Oseltamivir is the most widely used neuraminidase inhibitor in flu patients, while favipiravir is a novel inhibitor of influenza RNA.

"To date, no antiviral randomized controlled trials (RCTs) have established a treatment regimen superior to oseltamivir monotherapy in hospitalized patients with influenza due to susceptible strains," the authors concluded. "Of concern is the relatively high frequency of emergence of oseltamivir-resistant variants in critically ill patients and their association with poor outcomes."

The authors said their findings should prompt an RCT of favipiravir-oseltamivir treatment for severe flu.
Dec 11 J of Infect Dis study


Flu markers on the rise in Northern Hemisphere, WHO reports

Flu activity is risking in most Northern Hemisphere countries, with all subtypes circulating in North America and influenza A strains predominant in Europe, except for its eastern region where influenza B is more common, the World Health Organization (WHO) said on Dec 9 in its global flu update, which covers the middle part of November.

In the Middle East, flu increased in Bahrain, Kuwait, and Saudi Arabia, mainly involving 2009 H1N1. Also, Iran reported an increase in flu, mainly involving the 2009 H1N1 virus.

In Asia, Laos and Vietnam continue to report flu activity. In eastern Asia flu increased in most countries, with levels rising above the seasonal threshold in South Korea, where 2009 H1N1 is the dominant strain.

Globally, of the most recent flu viruses tested, 71.1% were influenza A and 28.9% were influenza B. Of the subtyped influenza A viruses, 71.5% were H3N2 and 28.5% were 2009 H1N1. Of the characterized influenza B viruses, nearly all (96.8%) belonged to the Victoria lineage.
Dec 9 WHO global flu update


Low-path H5 avian flu strikes UK poultry farm

Animal health officials in the United Kingdom yesterday announced that a low-pathogenic H5 avian flu outbreak has been detected at a large commercial poultry arm in Suffolk County in eastern England.

In a statement from the UK's Department for Environment, Food, and Rural Affairs (DEFRA), Christine Middlemiss, BVMS, MBA, chief veterinary officer, said 27,000 birds on the chicken farm will be culled and that immediate steps have been taken to limit the spread.
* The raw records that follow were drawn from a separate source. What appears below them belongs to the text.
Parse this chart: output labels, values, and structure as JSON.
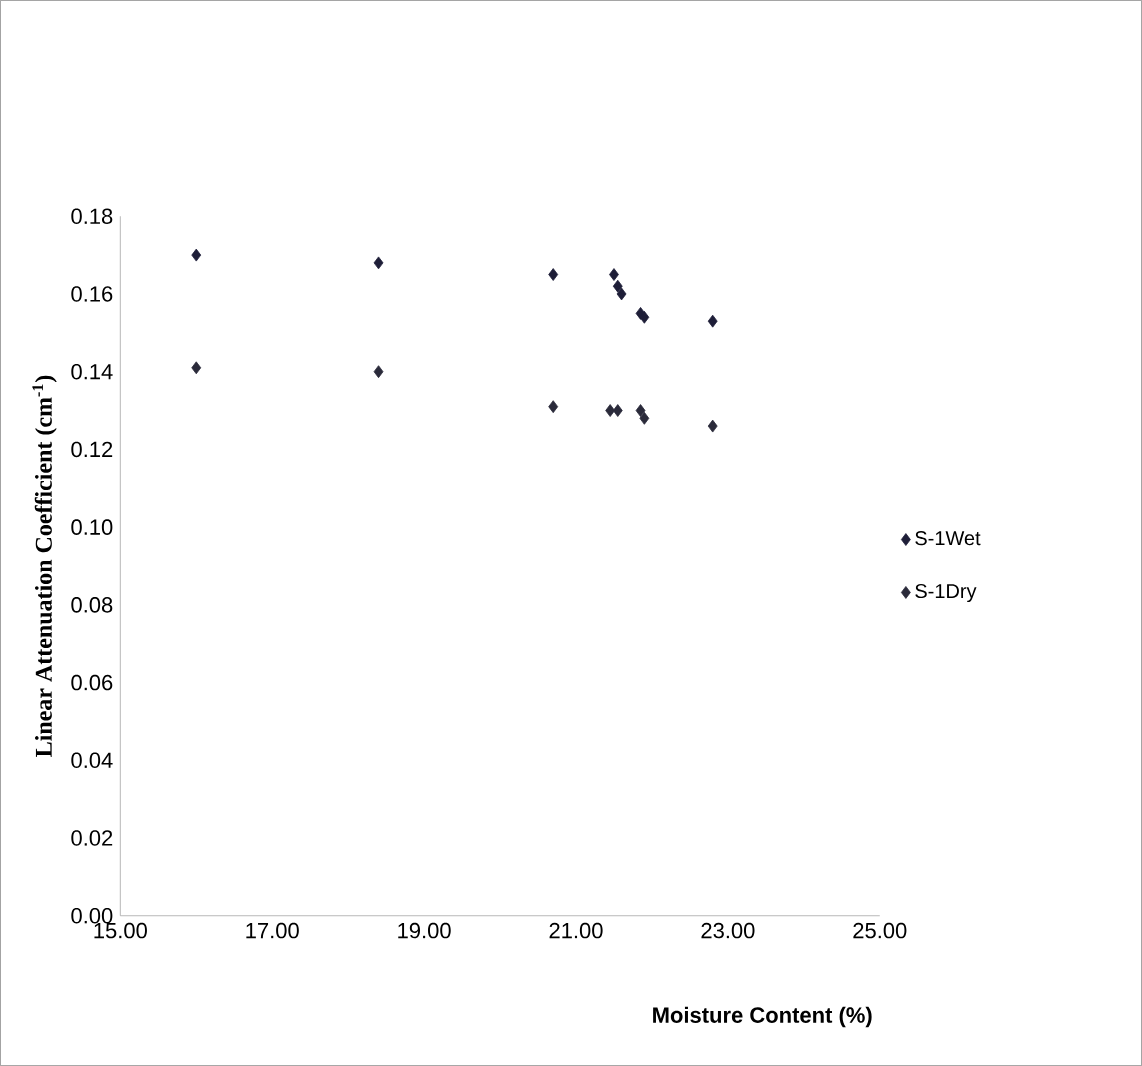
{
  "chart_data": {
    "type": "scatter",
    "xlabel": "Moisture Content (%)",
    "ylabel": "Linear Attenuation Coefficient (cm$^{-1}$)",
    "xlim": [
      15,
      25
    ],
    "ylim": [
      0,
      0.18
    ],
    "xticks": [
      {
        "value": 15,
        "label": "15.00"
      },
      {
        "value": 17,
        "label": "17.00"
      },
      {
        "value": 19,
        "label": "19.00"
      },
      {
        "value": 21,
        "label": "21.00"
      },
      {
        "value": 23,
        "label": "23.00"
      },
      {
        "value": 25,
        "label": "25.00"
      }
    ],
    "yticks": [
      {
        "value": 0,
        "label": "0.00"
      },
      {
        "value": 0.02,
        "label": "0.02"
      },
      {
        "value": 0.04,
        "label": "0.04"
      },
      {
        "value": 0.06,
        "label": "0.06"
      },
      {
        "value": 0.08,
        "label": "0.08"
      },
      {
        "value": 0.1,
        "label": "0.10"
      },
      {
        "value": 0.12,
        "label": "0.12"
      },
      {
        "value": 0.14,
        "label": "0.14"
      },
      {
        "value": 0.16,
        "label": "0.16"
      },
      {
        "value": 0.18,
        "label": "0.18"
      }
    ],
    "marker": "diamond",
    "legend": "right",
    "grid": false,
    "series": [
      {
        "name": "S-1Wet",
        "color": "#1e1e38",
        "x": [
          16.0,
          18.4,
          20.7,
          21.5,
          21.55,
          21.6,
          21.85,
          21.9,
          22.8
        ],
        "values": [
          0.17,
          0.168,
          0.165,
          0.165,
          0.162,
          0.16,
          0.155,
          0.154,
          0.153
        ]
      },
      {
        "name": "S-1Dry",
        "color": "#2a2a3a",
        "x": [
          16.0,
          18.4,
          20.7,
          21.45,
          21.55,
          21.85,
          21.9,
          22.8
        ],
        "values": [
          0.141,
          0.14,
          0.131,
          0.13,
          0.13,
          0.13,
          0.128,
          0.126
        ]
      }
    ]
  }
}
A 1-kilometer restriction zone has been placed around the farm, and health officials are looking for the source of the virus and any other spread.

Farmers have been urged to be alert for any disease signs, including mild breathing problems, though affected birds may not show any symptoms.
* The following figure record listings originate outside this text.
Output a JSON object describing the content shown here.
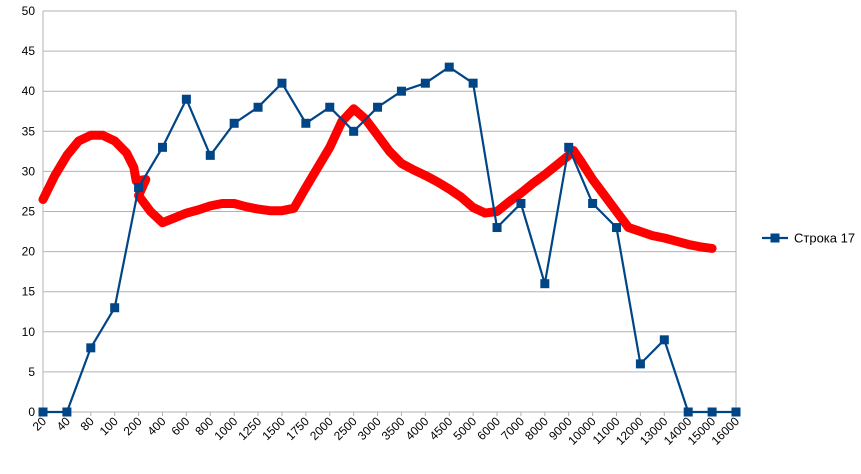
{
  "chart_data": {
    "type": "line",
    "categories": [
      "20",
      "40",
      "80",
      "100",
      "200",
      "400",
      "600",
      "800",
      "1000",
      "1250",
      "1500",
      "1750",
      "2000",
      "2500",
      "3000",
      "3500",
      "4000",
      "4500",
      "5000",
      "6000",
      "7000",
      "8000",
      "9000",
      "10000",
      "11000",
      "12000",
      "13000",
      "14000",
      "15000",
      "16000"
    ],
    "series": [
      {
        "name": "Строка 17",
        "color": "#004586",
        "marker": "square",
        "values": [
          0,
          0,
          8,
          13,
          28,
          33,
          39,
          32,
          36,
          38,
          41,
          36,
          38,
          35,
          38,
          40,
          41,
          43,
          41,
          23,
          26,
          16,
          33,
          26,
          23,
          6,
          9,
          0,
          0,
          0
        ]
      },
      {
        "color": "#ff0000",
        "style": "hand-drawn stroke",
        "points": [
          [
            0,
            26.5
          ],
          [
            0.5,
            29.5
          ],
          [
            1,
            32
          ],
          [
            1.5,
            33.8
          ],
          [
            2,
            34.5
          ],
          [
            2.5,
            34.5
          ],
          [
            3,
            33.8
          ],
          [
            3.5,
            32.3
          ],
          [
            3.8,
            30.5
          ],
          [
            3.9,
            28.8
          ],
          [
            4.3,
            29
          ],
          [
            4,
            27
          ],
          [
            4.5,
            25
          ],
          [
            5,
            23.6
          ],
          [
            5.5,
            24.2
          ],
          [
            6,
            24.8
          ],
          [
            6.5,
            25.2
          ],
          [
            7,
            25.7
          ],
          [
            7.5,
            26
          ],
          [
            8,
            26
          ],
          [
            8.5,
            25.6
          ],
          [
            9,
            25.3
          ],
          [
            9.5,
            25.1
          ],
          [
            10,
            25.1
          ],
          [
            10.5,
            25.4
          ],
          [
            11,
            28
          ],
          [
            11.5,
            30.5
          ],
          [
            12,
            33
          ],
          [
            12.5,
            36.2
          ],
          [
            13,
            37.8
          ],
          [
            13.5,
            36.5
          ],
          [
            14,
            34.5
          ],
          [
            14.5,
            32.5
          ],
          [
            15,
            31
          ],
          [
            15.5,
            30.2
          ],
          [
            16,
            29.5
          ],
          [
            16.5,
            28.7
          ],
          [
            17,
            27.8
          ],
          [
            17.5,
            26.8
          ],
          [
            18,
            25.5
          ],
          [
            18.5,
            24.8
          ],
          [
            19,
            25
          ],
          [
            19.5,
            26.2
          ],
          [
            20,
            27.3
          ],
          [
            20.5,
            28.5
          ],
          [
            21,
            29.6
          ],
          [
            21.5,
            30.8
          ],
          [
            22,
            32
          ],
          [
            22.2,
            32.6
          ],
          [
            22.5,
            31.3
          ],
          [
            23,
            29
          ],
          [
            23.5,
            27
          ],
          [
            24,
            25
          ],
          [
            24.5,
            23
          ],
          [
            25,
            22.5
          ],
          [
            25.5,
            22
          ],
          [
            26,
            21.7
          ],
          [
            26.5,
            21.3
          ],
          [
            27,
            20.9
          ],
          [
            27.5,
            20.6
          ],
          [
            28,
            20.4
          ]
        ]
      }
    ],
    "ylim": [
      0,
      50
    ],
    "yticks": [
      0,
      5,
      10,
      15,
      20,
      25,
      30,
      35,
      40,
      45,
      50
    ],
    "grid": "horizontal",
    "legend": "right"
  }
}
The UK's last low-pathogenic avian flu outbreak occurred in January 2016 in Dunfermline, Scotland. Public Health England said the public health risk from the virus is very low, though as a precaution, health officials are offering health advice and antivirals to those who had contact with the birds, according to standard practice.
Dec 10 DEFRA statement

In other avian flu developments, two countries—South Africa and Taiwan—reported more highly pathogenic outbreaks, according to notifications from the World Organization for Animal Health (OIE).

South Africa reported two H5N8 outbreaks, both affecting commercial ostrich farms in Western Cape province. The events began in the middle of September and the middle of October, sickening 8 of 787 birds combined at the two locations. The birds were slated for culling. The country has reported sporadic H5N8 outbreaks since 2017.
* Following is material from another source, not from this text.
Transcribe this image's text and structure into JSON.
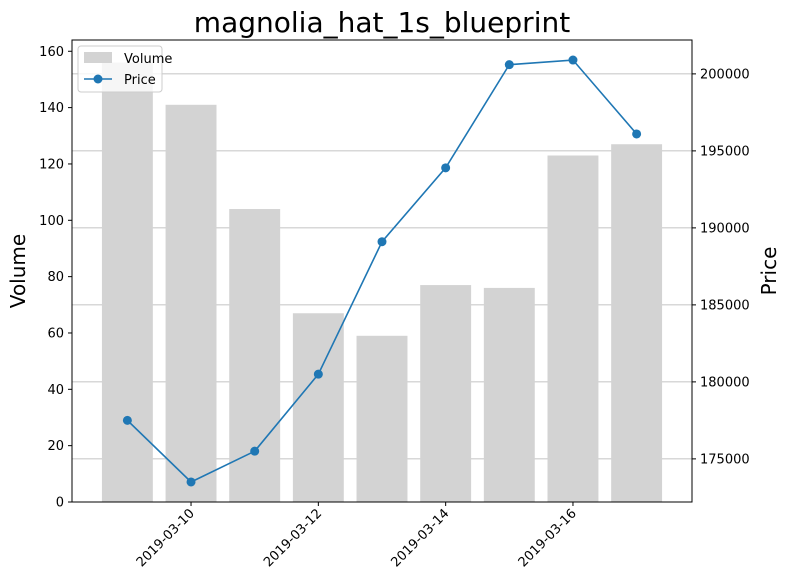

Taiwan, meanwhile, reported six more outbreaks involving H5N2, part of ongoing activity involving the strain since 2015. The affected commercial farms housed meat ducks or native chickens, and the start dates for the events ranged from Nov 7 to Nov 27. Taken together, the virus killed 1,256 of 45,341 susceptible birds, and all of the surviving birds were culled to control the spread of the virus.